I forgot to mention during my last post that part of what impressed me about the script was Susan’s accuracy in predicting future events. She’s ridiculed by her class for thinking that the British monetary system was decimal; she said it hadn’t happened yet. She says there’s a fifth dimension of space; okay, so she’s a few dimensions short according to current thinking, but so far as I know, nobody in 1963 was conversant in string theory.
The opening of The Cave of Skulls is a bit disappointing in comparison (synopsis). The TARDIS arrives in the past, presumably the 100,000 BC of the title of the story arc, and we’re treated to a bunch of cavemen who look about as prehistoric as 1960s Klingons look alien.

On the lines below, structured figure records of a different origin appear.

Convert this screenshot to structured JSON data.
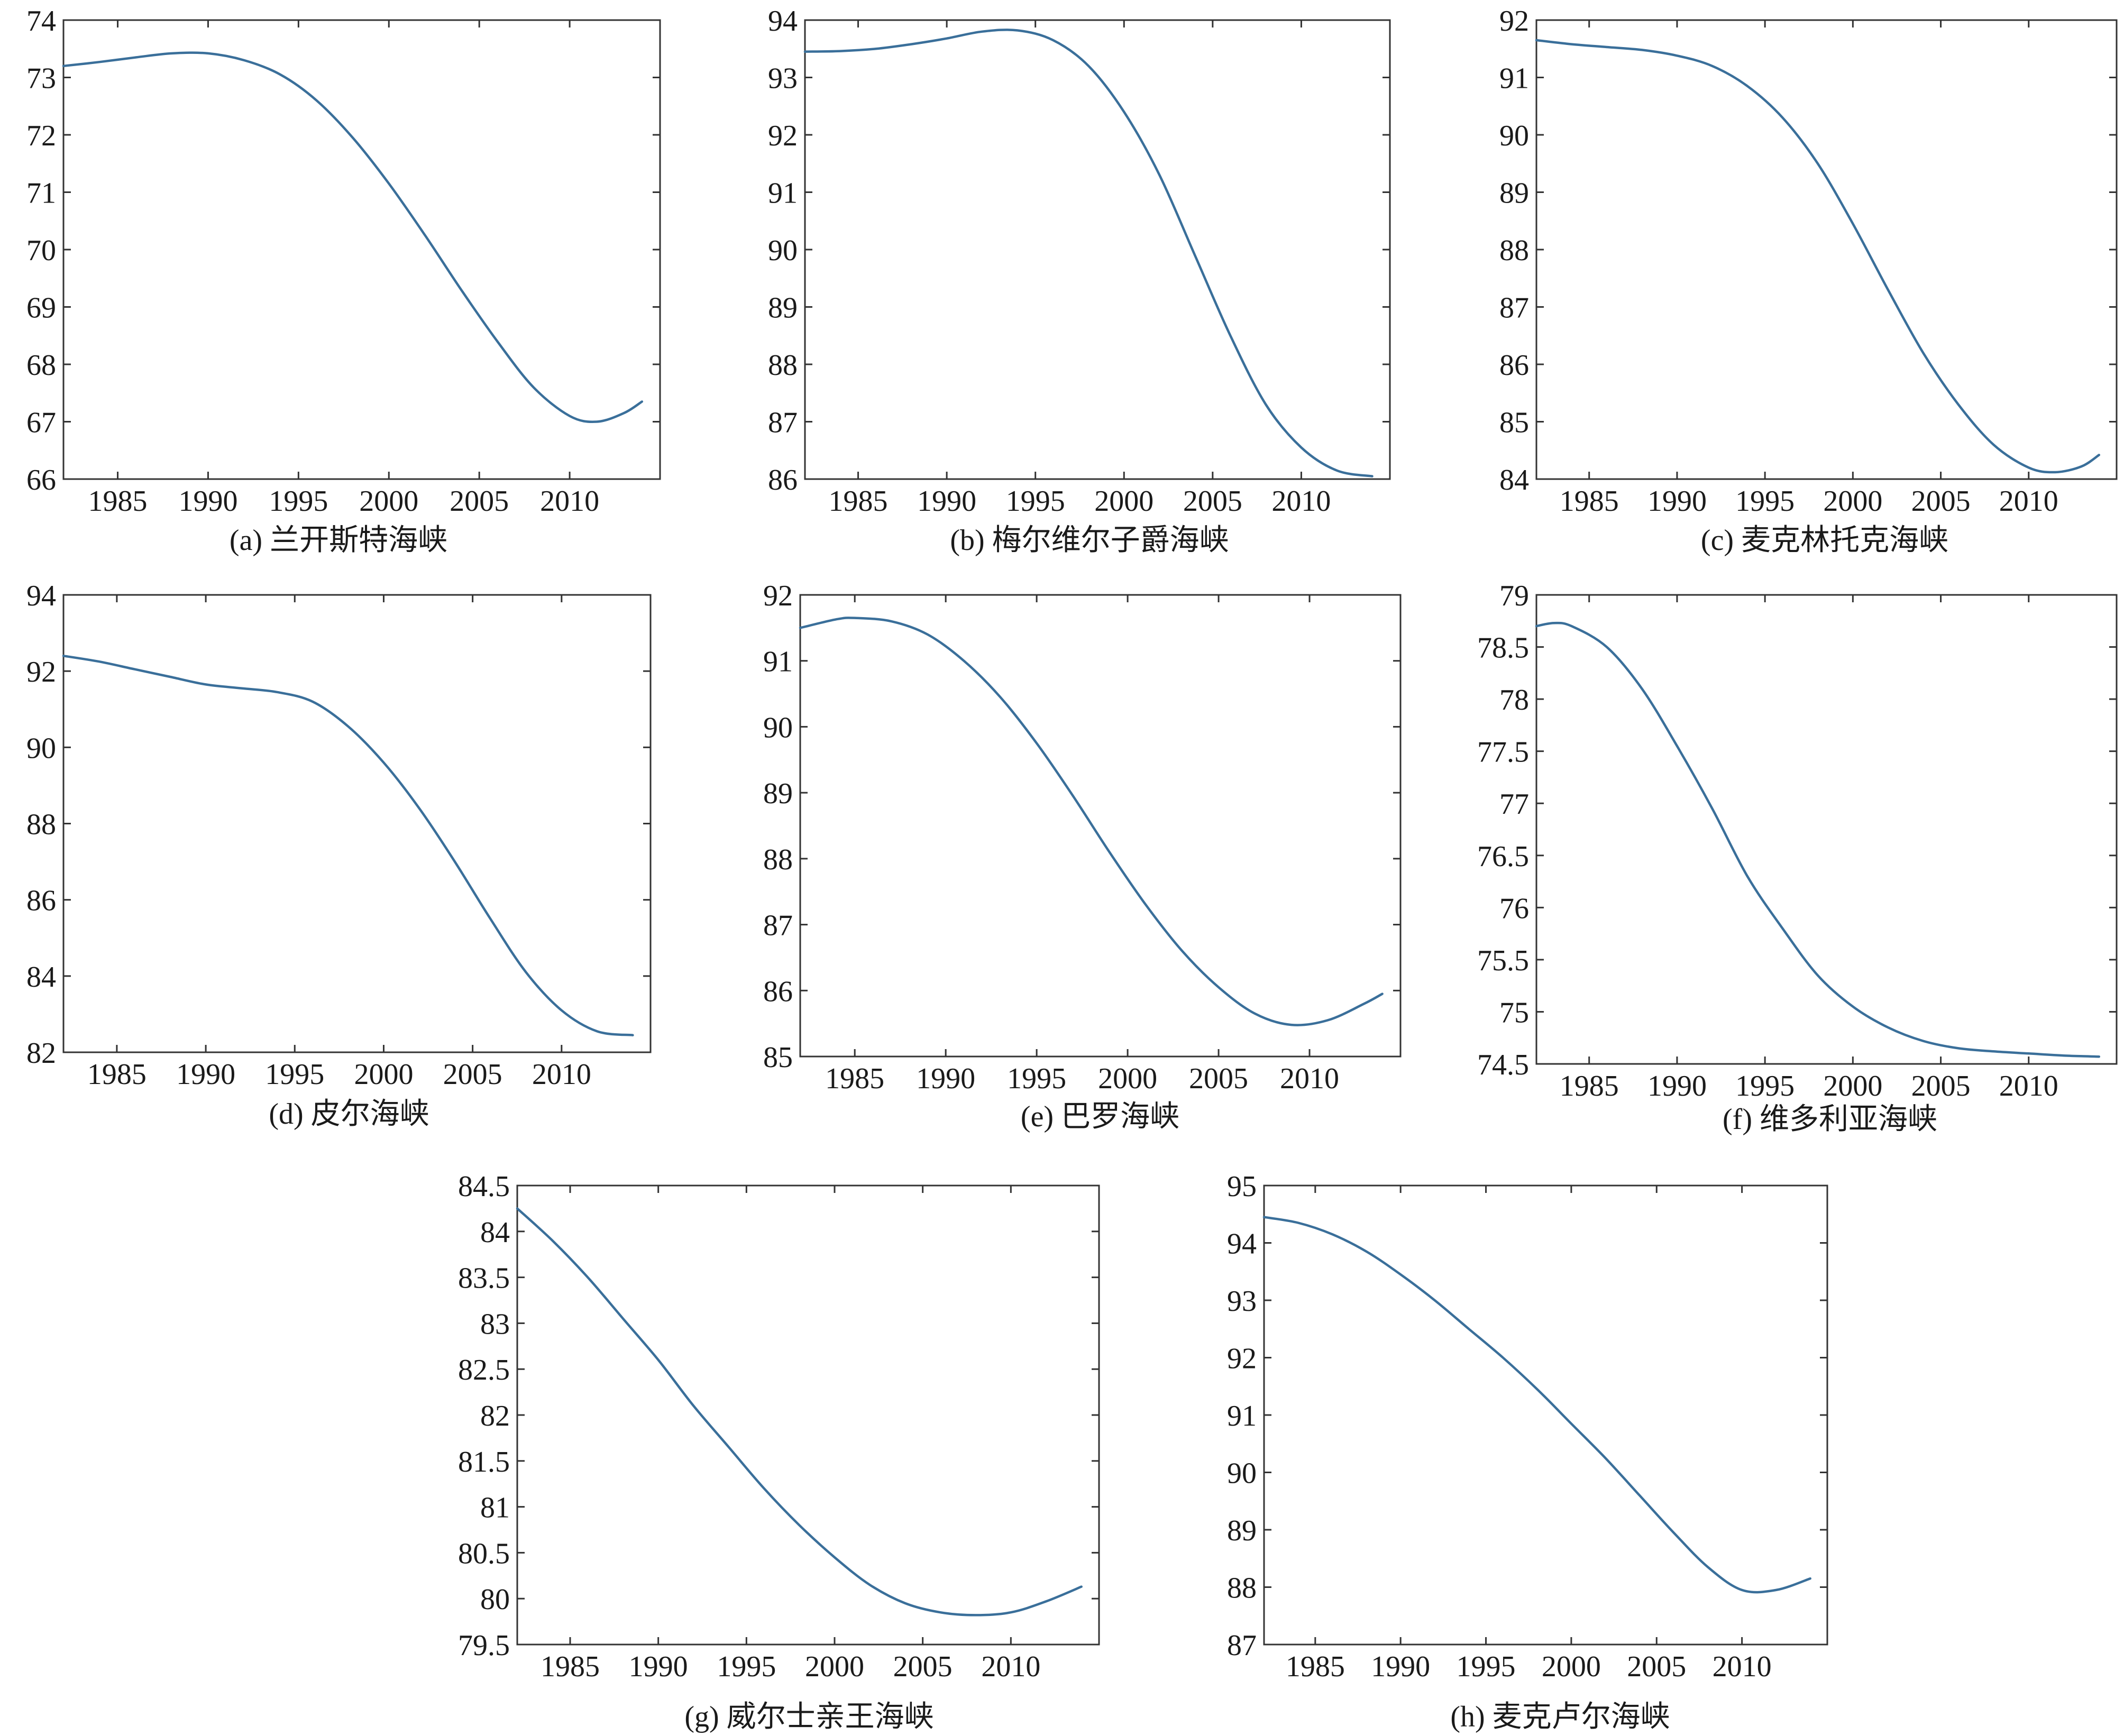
{
  "figure": {
    "line_color": "#3a6f9a",
    "axis_color": "#333333",
    "text_color": "#1a1a1a",
    "background": "#ffffff"
  },
  "chart_data": [
    {
      "type": "line",
      "caption": "(a) 兰开斯特海峡",
      "xlim": [
        1982,
        2015
      ],
      "ylim": [
        66,
        74
      ],
      "xticks": [
        1985,
        1990,
        1995,
        2000,
        2005,
        2010
      ],
      "yticks": [
        66,
        67,
        68,
        69,
        70,
        71,
        72,
        73,
        74
      ],
      "grid": false,
      "series": [
        {
          "x": [
            1982,
            1984,
            1986,
            1988,
            1990,
            1992,
            1994,
            1996,
            1998,
            2000,
            2002,
            2004,
            2006,
            2008,
            2010,
            2011.5,
            2013,
            2014
          ],
          "y": [
            73.2,
            73.27,
            73.35,
            73.42,
            73.42,
            73.3,
            73.05,
            72.6,
            71.95,
            71.15,
            70.25,
            69.3,
            68.4,
            67.6,
            67.1,
            67.0,
            67.15,
            67.35
          ]
        }
      ]
    },
    {
      "type": "line",
      "caption": "(b) 梅尔维尔子爵海峡",
      "xlim": [
        1982,
        2015
      ],
      "ylim": [
        86,
        94
      ],
      "xticks": [
        1985,
        1990,
        1995,
        2000,
        2005,
        2010
      ],
      "yticks": [
        86,
        87,
        88,
        89,
        90,
        91,
        92,
        93,
        94
      ],
      "grid": false,
      "series": [
        {
          "x": [
            1982,
            1984,
            1986,
            1988,
            1990,
            1992,
            1994,
            1996,
            1998,
            2000,
            2002,
            2004,
            2006,
            2008,
            2010,
            2012,
            2014
          ],
          "y": [
            93.45,
            93.46,
            93.5,
            93.58,
            93.68,
            93.8,
            93.82,
            93.65,
            93.2,
            92.4,
            91.3,
            89.9,
            88.5,
            87.3,
            86.55,
            86.15,
            86.05
          ]
        }
      ]
    },
    {
      "type": "line",
      "caption": "(c) 麦克林托克海峡",
      "xlim": [
        1982,
        2015
      ],
      "ylim": [
        84,
        92
      ],
      "xticks": [
        1985,
        1990,
        1995,
        2000,
        2005,
        2010
      ],
      "yticks": [
        84,
        85,
        86,
        87,
        88,
        89,
        90,
        91,
        92
      ],
      "grid": false,
      "series": [
        {
          "x": [
            1982,
            1984,
            1986,
            1988,
            1990,
            1992,
            1994,
            1996,
            1998,
            2000,
            2002,
            2004,
            2006,
            2008,
            2010,
            2011.5,
            2013,
            2014
          ],
          "y": [
            91.65,
            91.58,
            91.53,
            91.48,
            91.38,
            91.2,
            90.85,
            90.3,
            89.5,
            88.45,
            87.3,
            86.2,
            85.3,
            84.6,
            84.2,
            84.12,
            84.22,
            84.42
          ]
        }
      ]
    },
    {
      "type": "line",
      "caption": "(d) 皮尔海峡",
      "xlim": [
        1982,
        2015
      ],
      "ylim": [
        82,
        94
      ],
      "xticks": [
        1985,
        1990,
        1995,
        2000,
        2005,
        2010
      ],
      "yticks": [
        82,
        84,
        86,
        88,
        90,
        92,
        94
      ],
      "grid": false,
      "series": [
        {
          "x": [
            1982,
            1984,
            1986,
            1988,
            1990,
            1992,
            1994,
            1996,
            1998,
            2000,
            2002,
            2004,
            2006,
            2008,
            2010,
            2012,
            2014
          ],
          "y": [
            92.4,
            92.25,
            92.05,
            91.85,
            91.65,
            91.55,
            91.45,
            91.2,
            90.55,
            89.6,
            88.4,
            87.0,
            85.5,
            84.1,
            83.1,
            82.55,
            82.45
          ]
        }
      ]
    },
    {
      "type": "line",
      "caption": "(e) 巴罗海峡",
      "xlim": [
        1982,
        2015
      ],
      "ylim": [
        85,
        92
      ],
      "xticks": [
        1985,
        1990,
        1995,
        2000,
        2005,
        2010
      ],
      "yticks": [
        85,
        86,
        87,
        88,
        89,
        90,
        91,
        92
      ],
      "grid": false,
      "series": [
        {
          "x": [
            1982,
            1984,
            1985,
            1987,
            1989,
            1991,
            1993,
            1995,
            1997,
            1999,
            2001,
            2003,
            2005,
            2007,
            2009,
            2011,
            2013,
            2014
          ],
          "y": [
            91.5,
            91.63,
            91.65,
            91.6,
            91.4,
            91.0,
            90.45,
            89.75,
            88.95,
            88.1,
            87.3,
            86.6,
            86.05,
            85.65,
            85.48,
            85.55,
            85.8,
            85.95
          ]
        }
      ]
    },
    {
      "type": "line",
      "caption": "(f) 维多利亚海峡",
      "xlim": [
        1982,
        2015
      ],
      "ylim": [
        74.5,
        79
      ],
      "xticks": [
        1985,
        1990,
        1995,
        2000,
        2005,
        2010
      ],
      "yticks": [
        74.5,
        75,
        75.5,
        76,
        76.5,
        77,
        77.5,
        78,
        78.5,
        79
      ],
      "grid": false,
      "series": [
        {
          "x": [
            1982,
            1983,
            1984,
            1986,
            1988,
            1990,
            1992,
            1994,
            1996,
            1998,
            2000,
            2002,
            2004,
            2006,
            2008,
            2010,
            2012,
            2014
          ],
          "y": [
            78.7,
            78.73,
            78.7,
            78.5,
            78.1,
            77.55,
            76.95,
            76.3,
            75.8,
            75.35,
            75.05,
            74.85,
            74.72,
            74.65,
            74.62,
            74.6,
            74.58,
            74.57
          ]
        }
      ]
    },
    {
      "type": "line",
      "caption": "(g) 威尔士亲王海峡",
      "xlim": [
        1982,
        2015
      ],
      "ylim": [
        79.5,
        84.5
      ],
      "xticks": [
        1985,
        1990,
        1995,
        2000,
        2005,
        2010
      ],
      "yticks": [
        79.5,
        80,
        80.5,
        81,
        81.5,
        82,
        82.5,
        83,
        83.5,
        84,
        84.5
      ],
      "grid": false,
      "series": [
        {
          "x": [
            1982,
            1984,
            1986,
            1988,
            1990,
            1992,
            1994,
            1996,
            1998,
            2000,
            2002,
            2004,
            2006,
            2008,
            2010,
            2012,
            2014
          ],
          "y": [
            84.25,
            83.9,
            83.5,
            83.05,
            82.6,
            82.1,
            81.65,
            81.2,
            80.8,
            80.45,
            80.15,
            79.95,
            79.85,
            79.82,
            79.85,
            79.97,
            80.13
          ]
        }
      ]
    },
    {
      "type": "line",
      "caption": "(h) 麦克卢尔海峡",
      "xlim": [
        1982,
        2015
      ],
      "ylim": [
        87,
        95
      ],
      "xticks": [
        1985,
        1990,
        1995,
        2000,
        2005,
        2010
      ],
      "yticks": [
        87,
        88,
        89,
        90,
        91,
        92,
        93,
        94,
        95
      ],
      "grid": false,
      "series": [
        {
          "x": [
            1982,
            1984,
            1986,
            1988,
            1990,
            1992,
            1994,
            1996,
            1998,
            2000,
            2002,
            2004,
            2006,
            2008,
            2010,
            2012,
            2014
          ],
          "y": [
            94.45,
            94.35,
            94.15,
            93.85,
            93.45,
            93.0,
            92.5,
            92.0,
            91.45,
            90.85,
            90.25,
            89.6,
            88.95,
            88.35,
            87.95,
            87.95,
            88.15
          ]
        }
      ]
    }
  ]
}
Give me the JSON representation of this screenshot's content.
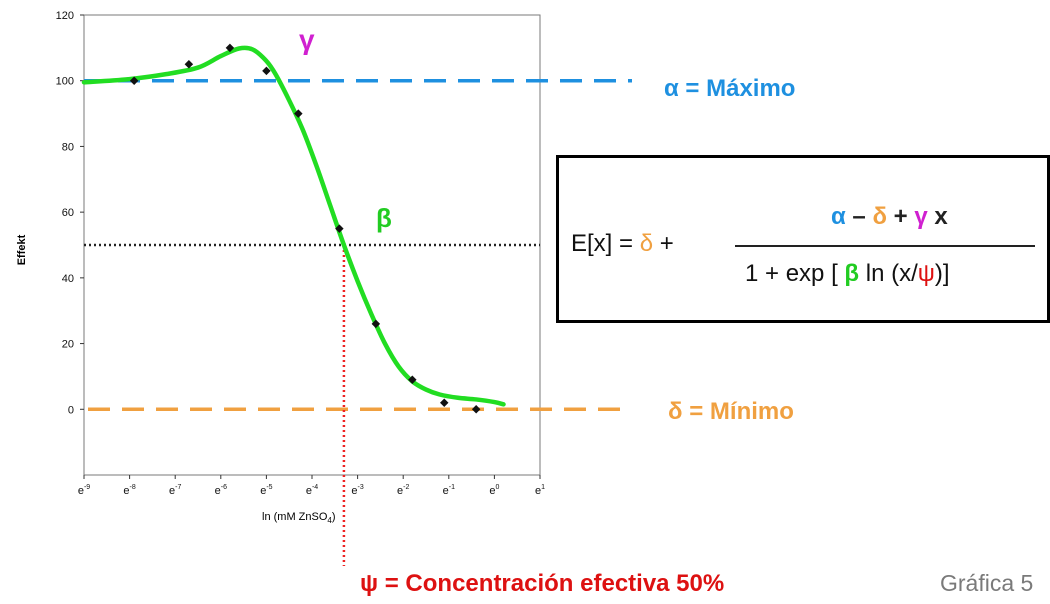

A caveman named Za is trying to recreate fire by rolling a bone in his hands; apparently his father discovered fire but didn’t bother to share the recipe. I’m thinking more that fire was discovered by taking it from a lightning strike, and that once people came up with the Tom Hanks methods of baking coconuts, this became part of the cultural heritage fairly damn quickly. But Tom shouldn’t feel bad, as the Doctor has also forgotten that fire can be made without matches.
We’re introduced to the friendly old trope of the TARDIS not quite working properly; according to the characters, this is the first time that it gets stuck looking like a police box, and I wonder how much of the audience looked forward to the story line where it gets fixed. They’d have a long wait.
Unfortunately, Susan sort of loses it when the Doctor gets surprised by a caveman with an axe, which is fairly un-Doctorlike for that matter. This is the first time that the Doctor’s been in any trouble? You’d think Susan would be used to this by now, and she’d trust the Doctor to take care of himself. I don’t know how far along the Doctor is supposed to be in his first incarnation by the time the story begins, but unless he’s very fresh from his zeroth incarnation (or whatever the hell Time Lords are doing when they’re growing up), this seems like a rather silly way to be put in danger.
We then go back into caveman society for a tiresome expository scene, and a plot point that should give Mark Twain a screenwriter credit. It is perhaps notable that both sides of the Cro-Magnon political struggle sound awfully similar to Republican talking points; just insert “tiger” for “al-Qaeda,” and “fire” for “millimeter backscatter X-rays at every airport.”